The given inequality seemed too much similar to limits so I applied R tending to $\sqrt[3]{2}$. And then I tried solving the equation I get however I am unable to solve for integers. Any help please

• I don't understand the description of your computation. Could you post the details, please? – saulspatz Aug 22 '18 at 8:03
• @saulspatz I am not confident about my computation. However as R tends to cube root of 2, the RHS of the inequality tends to zero, hence as I apply the same limit on the LHS it should tend to zero as well. – saisanjeev Aug 22 '18 at 12:11
• You say you got an equation you couldn't solve. You should show the equation and the work that led up to it. Perhaps someone can solve the equation; perhaps someone can point out a mistake in the derivation. That way, you can get some actual help. As it is, the only thing anyone can do is solve the problem from scratch, which won't help you near as much. – saulspatz Aug 22 '18 at 16:06

(Too long for a comment.) The question is missing a lot of context, so it is hard to guess if the following even applies at all.
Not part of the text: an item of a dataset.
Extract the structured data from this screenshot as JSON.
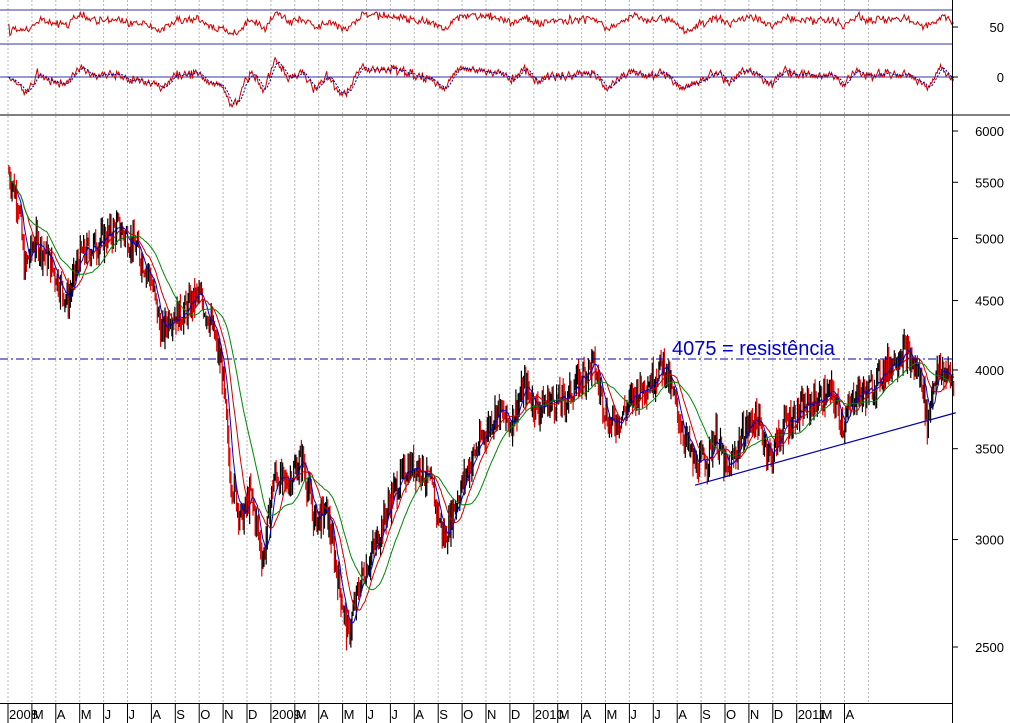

But FWIW the given form reminisces of an iterated approximation steadily approaching $\,\sqrt[3]{2}\,$.

Newton-Raphson would come to mind first, but the canonical $\,f(x) = x^3-2\,$ doesn't give $\,x - f(x) / f'(x)\,$ in the prescribed form of a ratio of two quadratics.

Another way to "guess" an answer could be to start from the identity $\,a^3-b^3=(a-b)(a^2+ab+b^2)\,$, so $\,\sqrt[3]{2}=1+1 \big/ \left(\left(\sqrt[3]{2}\right)^2+\sqrt[3]{2}+1\right)\,$ i.e. $\,\sqrt[3]{2}$ is a fixed point of $\,f(x)=(x^2+x+2)/(x^2+x+1)\,$ which corresponds to $\,a=b=d=e=f=1, c=2\,$ and does indeed appear to converge as required. Formally proving that convergence would take some more work, though.

[ EDIT ]   Following up on OP's insight that...

The given inequality seemed too much similar to limits so I applied R tending to $\sqrt[3]{2}$.

Formalizing the above, let $\,f(x)=\dfrac{ax^2+bx+c}{dx^2+ex+f}\,$ and consider the sequence defined by $\,r_{n+1}=f(r_n)\,$ for some $\,r_0 \in \mathbb{R}\,$. Furthermore, suppose that $\,r_n \to r = \sqrt[3]{2}\,$, then passing the recurrence relation to the limit gives:

$$r=f(r) \;\;\iff\;\; dr^3+(e-a)r^2+(f-b)r-c = 0$$

But the minimal polynomial of $\,r=\sqrt[3]{2}\,$ over $\,\Bbb Z[X]\,$ is $x^3 - 2$, so it follows that \,\begin{align}\begin{cases}2d &= c \\ e&=a \\f&=b\end{cases}\end{align}\, and therefore $\,f(x) = \dfrac{ax^2+bx+2d}{dx^2+ax+b}\,$ or, choosing WLOG $\,d=1\,$, $\,f(x) = \dfrac{ax^2+bx+2}{x^2+ax+b}\,$ .

The case given in the original answer $\,f(x)=\dfrac{x^2+x+2}{x^2+x+1}\,$ corresponds to $\,a=b=1\,$ above.